In global forums and bilateral engagements this month, Saudi’s foreign-policy language increasingly blended AI, energy transition and economic diversification. Officials highlighted investment in renewables, hydrogen and digital infrastructure alongside continued leadership in traditional energy markets, pitching Saudi as a partner that can contribute to both energy security and net‑zero pathways.
Meanwhile, AlUla, Diriyah, NEOM and Qiddiya are now consistently referenced in foreign coverage as symbols of Saudi’s transformation, not just domestic projects. Partnerships with international museums, biennales, sports bodies and creative industries are being used to deepen ties with Europe, North America and Asia, turning cultural districts and mega-destinations into long-term platforms for exchange.
How to read this as a foreign affairs watcher
For diplomats and analysts, the key is to see Vision 2030 as an external as well as internal frame: it shapes how Saudi talks about AI governance, climate, trade and culture abroad.

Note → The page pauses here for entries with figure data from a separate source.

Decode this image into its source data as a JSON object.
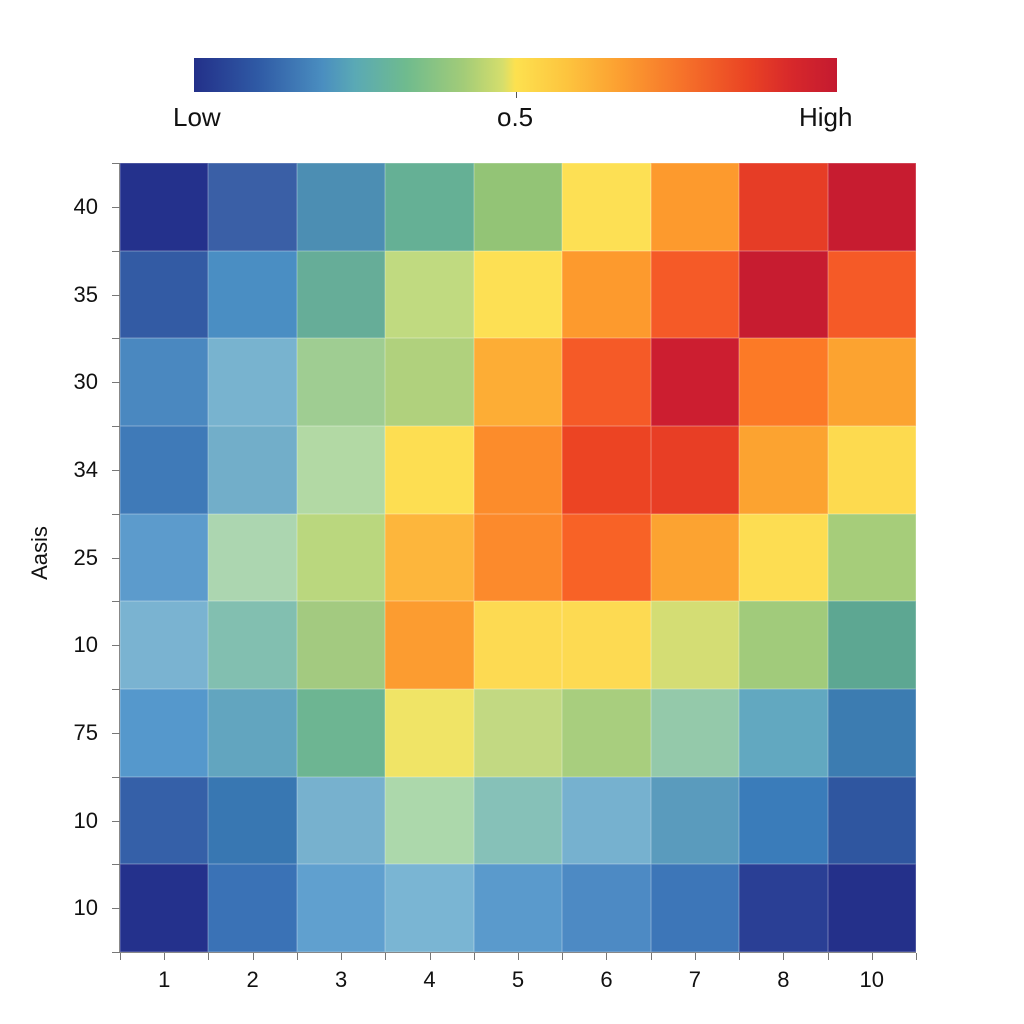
{
  "chart_data": {
    "type": "heatmap",
    "title": "",
    "xlabel": "",
    "ylabel": "Aasis",
    "x_categories": [
      "1",
      "2",
      "3",
      "4",
      "5",
      "6",
      "7",
      "8",
      "10"
    ],
    "y_categories_top_to_bottom": [
      "40",
      "35",
      "30",
      "34",
      "25",
      "10",
      "75",
      "10",
      "10"
    ],
    "colorbar": {
      "labels": [
        "Low",
        "o.5",
        "High"
      ],
      "range": [
        0,
        1
      ],
      "colormap": "RdYlBu_r (blue=Low, yellow=0.5, red=High)",
      "position": "top"
    },
    "values": [
      [
        0.02,
        0.1,
        0.2,
        0.3,
        0.4,
        0.52,
        0.66,
        0.86,
        0.96
      ],
      [
        0.1,
        0.18,
        0.3,
        0.42,
        0.51,
        0.65,
        0.78,
        0.96,
        0.78
      ],
      [
        0.17,
        0.22,
        0.35,
        0.38,
        0.6,
        0.78,
        0.96,
        0.72,
        0.62
      ],
      [
        0.15,
        0.24,
        0.35,
        0.51,
        0.68,
        0.85,
        0.85,
        0.62,
        0.51
      ],
      [
        0.2,
        0.33,
        0.4,
        0.58,
        0.68,
        0.8,
        0.63,
        0.51,
        0.38
      ],
      [
        0.22,
        0.28,
        0.38,
        0.62,
        0.51,
        0.51,
        0.44,
        0.36,
        0.3
      ],
      [
        0.18,
        0.24,
        0.3,
        0.48,
        0.42,
        0.38,
        0.32,
        0.24,
        0.15
      ],
      [
        0.1,
        0.15,
        0.22,
        0.33,
        0.26,
        0.22,
        0.2,
        0.15,
        0.08
      ],
      [
        0.02,
        0.14,
        0.19,
        0.23,
        0.18,
        0.16,
        0.13,
        0.04,
        0.02
      ]
    ],
    "cell_colors": [
      [
        "#24318c",
        "#3a5fa6",
        "#4c8eb3",
        "#65b095",
        "#93c476",
        "#fde054",
        "#fd9a2d",
        "#e63d26",
        "#c71c30"
      ],
      [
        "#335ba4",
        "#4a8ec3",
        "#66ad98",
        "#c0da80",
        "#fde054",
        "#fd9a2d",
        "#f55a27",
        "#c71c30",
        "#f55a27"
      ],
      [
        "#4a88c0",
        "#78b3cf",
        "#9fcd92",
        "#b0d17d",
        "#fdad35",
        "#f55a27",
        "#cc1e30",
        "#fc7a26",
        "#fca330"
      ],
      [
        "#3f7ab8",
        "#72aec9",
        "#b2d9a4",
        "#fdde52",
        "#fc8c2b",
        "#ec4423",
        "#e83e25",
        "#fca330",
        "#fdda4f"
      ],
      [
        "#5c9bcc",
        "#acd6b0",
        "#bad77e",
        "#fdb63c",
        "#fc8a2c",
        "#f86226",
        "#fca331",
        "#fddd52",
        "#a6cd7a"
      ],
      [
        "#7ab3d1",
        "#82bfb0",
        "#a3ca80",
        "#fc9c30",
        "#fdda52",
        "#fdda52",
        "#d4dd74",
        "#a1cb7b",
        "#5da792"
      ],
      [
        "#5598cc",
        "#62a5bf",
        "#6db592",
        "#f0e466",
        "#c2d982",
        "#a8ce7e",
        "#94c9aa",
        "#62a8c0",
        "#3c7cb1"
      ],
      [
        "#3560a8",
        "#3877b2",
        "#77b1ce",
        "#acd8ab",
        "#86c1b8",
        "#76b1cf",
        "#5a9bbd",
        "#3a7cba",
        "#2f56a0"
      ],
      [
        "#24318c",
        "#3a72b6",
        "#60a0cf",
        "#7ab5d3",
        "#5a9acc",
        "#4d8ac4",
        "#3d76b8",
        "#2a3f95",
        "#24308a"
      ]
    ]
  }
}
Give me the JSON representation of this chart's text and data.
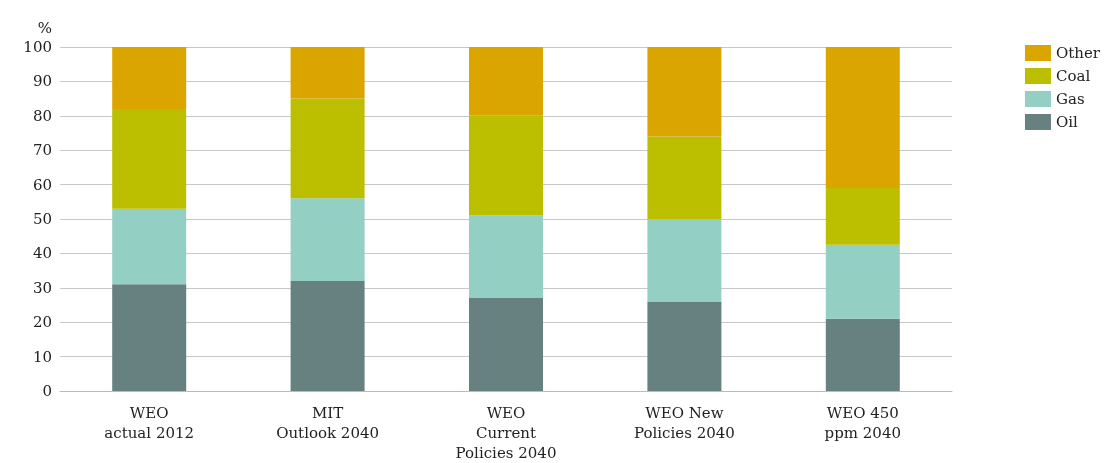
{
  "chart_data": {
    "type": "bar",
    "stacked": true,
    "ylabel": "%",
    "categories": [
      "WEO\nactual 2012",
      "MIT\nOutlook 2040",
      "WEO\nCurrent\nPolicies 2040",
      "WEO New\nPolicies 2040",
      "WEO 450\nppm 2040"
    ],
    "series": [
      {
        "name": "Oil",
        "color": "#678180",
        "values": [
          31,
          32,
          27,
          26,
          21
        ]
      },
      {
        "name": "Gas",
        "color": "#93cfc3",
        "values": [
          22,
          24,
          24,
          24,
          21.5
        ]
      },
      {
        "name": "Coal",
        "color": "#bcbe00",
        "values": [
          29,
          29,
          29,
          24,
          16.5
        ]
      },
      {
        "name": "Other",
        "color": "#dba500",
        "values": [
          18,
          15,
          20,
          26,
          41
        ]
      }
    ],
    "ylim": [
      0,
      100
    ],
    "yticks": [
      0,
      10,
      20,
      30,
      40,
      50,
      60,
      70,
      80,
      90,
      100
    ],
    "grid": "y",
    "legend": "top right"
  }
}
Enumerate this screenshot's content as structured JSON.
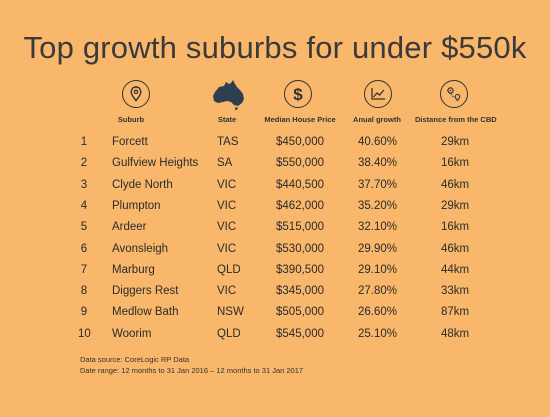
{
  "title": "Top growth suburbs for under $550k",
  "headers": {
    "suburb": "Suburb",
    "state": "State",
    "price": "Median House Price",
    "growth": "Anual growth",
    "distance": "Distance from the CBD"
  },
  "icons": [
    "location-pin-icon",
    "australia-map-icon",
    "dollar-icon",
    "growth-chart-icon",
    "route-icon"
  ],
  "rows": [
    {
      "rank": "1",
      "suburb": "Forcett",
      "state": "TAS",
      "price": "$450,000",
      "growth": "40.60%",
      "distance": "29km"
    },
    {
      "rank": "2",
      "suburb": "Gulfview Heights",
      "state": "SA",
      "price": "$550,000",
      "growth": "38.40%",
      "distance": "16km"
    },
    {
      "rank": "3",
      "suburb": "Clyde North",
      "state": "VIC",
      "price": "$440,500",
      "growth": "37.70%",
      "distance": "46km"
    },
    {
      "rank": "4",
      "suburb": "Plumpton",
      "state": "VIC",
      "price": "$462,000",
      "growth": "35.20%",
      "distance": "29km"
    },
    {
      "rank": "5",
      "suburb": "Ardeer",
      "state": "VIC",
      "price": "$515,000",
      "growth": "32.10%",
      "distance": "16km"
    },
    {
      "rank": "6",
      "suburb": "Avonsleigh",
      "state": "VIC",
      "price": "$530,000",
      "growth": "29.90%",
      "distance": "46km"
    },
    {
      "rank": "7",
      "suburb": "Marburg",
      "state": "QLD",
      "price": "$390,500",
      "growth": "29.10%",
      "distance": "44km"
    },
    {
      "rank": "8",
      "suburb": "Diggers Rest",
      "state": "VIC",
      "price": "$345,000",
      "growth": "27.80%",
      "distance": "33km"
    },
    {
      "rank": "9",
      "suburb": "Medlow Bath",
      "state": "NSW",
      "price": "$505,000",
      "growth": "26.60%",
      "distance": "87km"
    },
    {
      "rank": "10",
      "suburb": "Woorim",
      "state": "QLD",
      "price": "$545,000",
      "growth": "25.10%",
      "distance": "48km"
    }
  ],
  "footer": {
    "source": "Data source: CoreLogic RP Data",
    "range": "Date range: 12 months to 31 Jan 2016 – 12 months to 31 Jan 2017"
  },
  "colors": {
    "background": "#F9B76B",
    "text": "#2f2f2f"
  },
  "chart_data": {
    "type": "table",
    "title": "Top growth suburbs for under $550k",
    "columns": [
      "",
      "Suburb",
      "State",
      "Median House Price",
      "Anual growth",
      "Distance from the CBD"
    ],
    "rows": [
      [
        "1",
        "Forcett",
        "TAS",
        "$450,000",
        "40.60%",
        "29km"
      ],
      [
        "2",
        "Gulfview Heights",
        "SA",
        "$550,000",
        "38.40%",
        "16km"
      ],
      [
        "3",
        "Clyde North",
        "VIC",
        "$440,500",
        "37.70%",
        "46km"
      ],
      [
        "4",
        "Plumpton",
        "VIC",
        "$462,000",
        "35.20%",
        "29km"
      ],
      [
        "5",
        "Ardeer",
        "VIC",
        "$515,000",
        "32.10%",
        "16km"
      ],
      [
        "6",
        "Avonsleigh",
        "VIC",
        "$530,000",
        "29.90%",
        "46km"
      ],
      [
        "7",
        "Marburg",
        "QLD",
        "$390,500",
        "29.10%",
        "44km"
      ],
      [
        "8",
        "Diggers Rest",
        "VIC",
        "$345,000",
        "27.80%",
        "33km"
      ],
      [
        "9",
        "Medlow Bath",
        "NSW",
        "$505,000",
        "26.60%",
        "87km"
      ],
      [
        "10",
        "Woorim",
        "QLD",
        "$545,000",
        "25.10%",
        "48km"
      ]
    ]
  }
}
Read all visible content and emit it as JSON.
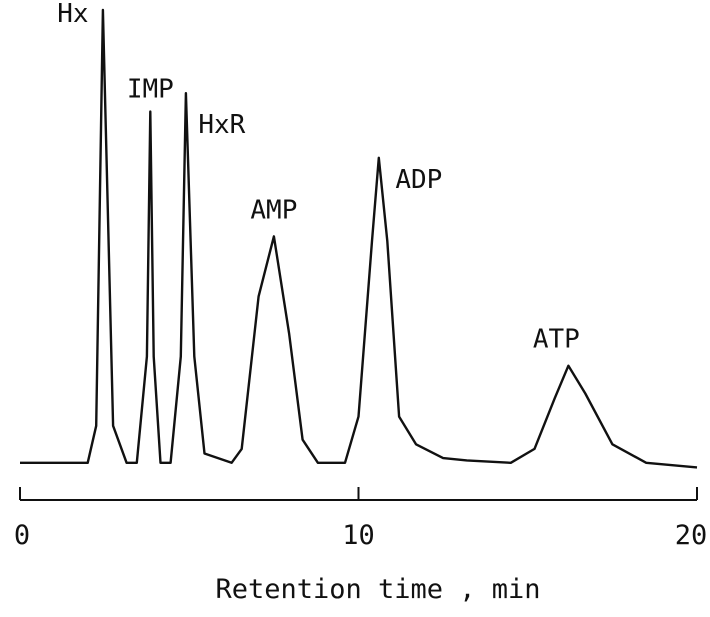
{
  "chart_data": {
    "type": "line",
    "title": "",
    "xlabel": "Retention time , min",
    "ylabel": "",
    "xlim": [
      0,
      20
    ],
    "x_ticks": [
      "0",
      "10",
      "20"
    ],
    "grid": false,
    "legend": "none",
    "line_color": "#111111",
    "series": [
      {
        "points": [
          [
            0,
            0.02
          ],
          [
            2.0,
            0.02
          ],
          [
            2.25,
            0.1
          ],
          [
            2.45,
            1.0
          ],
          [
            2.75,
            0.1
          ],
          [
            3.15,
            0.02
          ],
          [
            3.45,
            0.02
          ],
          [
            3.75,
            0.25
          ],
          [
            3.85,
            0.78
          ],
          [
            3.95,
            0.25
          ],
          [
            4.15,
            0.02
          ],
          [
            4.45,
            0.02
          ],
          [
            4.75,
            0.25
          ],
          [
            4.9,
            0.82
          ],
          [
            5.15,
            0.25
          ],
          [
            5.45,
            0.04
          ],
          [
            6.25,
            0.02
          ],
          [
            6.55,
            0.05
          ],
          [
            7.05,
            0.38
          ],
          [
            7.5,
            0.51
          ],
          [
            7.95,
            0.3
          ],
          [
            8.35,
            0.07
          ],
          [
            8.8,
            0.02
          ],
          [
            9.6,
            0.02
          ],
          [
            10.0,
            0.12
          ],
          [
            10.4,
            0.5
          ],
          [
            10.6,
            0.68
          ],
          [
            10.85,
            0.5
          ],
          [
            11.2,
            0.12
          ],
          [
            11.7,
            0.06
          ],
          [
            12.5,
            0.03
          ],
          [
            13.2,
            0.025
          ],
          [
            14.5,
            0.02
          ],
          [
            15.2,
            0.05
          ],
          [
            15.8,
            0.16
          ],
          [
            16.2,
            0.23
          ],
          [
            16.7,
            0.17
          ],
          [
            17.5,
            0.06
          ],
          [
            18.5,
            0.02
          ],
          [
            20.0,
            0.01
          ]
        ]
      }
    ],
    "peaks": [
      {
        "label": "Hx",
        "x": 2.45
      },
      {
        "label": "IMP",
        "x": 3.85
      },
      {
        "label": "HxR",
        "x": 4.9
      },
      {
        "label": "AMP",
        "x": 7.5
      },
      {
        "label": "ADP",
        "x": 10.6
      },
      {
        "label": "ATP",
        "x": 16.2
      }
    ]
  }
}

For cultural and business institutions, the message is that engaging with Saudi increasingly means engaging with giga-projects, art and heritage programmes as much as with oil, arms or traditional diplomacy.
For your calendar
16 January - 28 February: Fourth edition of the contemporary art-in-the-landscape exhibition Desert X, part of AlUla Arts Festival, with large-scale installations, guided tours and night visits
30 January - 1 May: Diriyah Contemporary Art Biennale is here, bringing a major international art event that blends contemporary works with Diriyah’s historic setting, running day and night.
27 January - 11 April: Bedayat: Beginnings of Saudi Art Movement at the National Museum of Saudi Arabia in Riyadh honours early Saudi artists who shaped the country’s modern creative scene.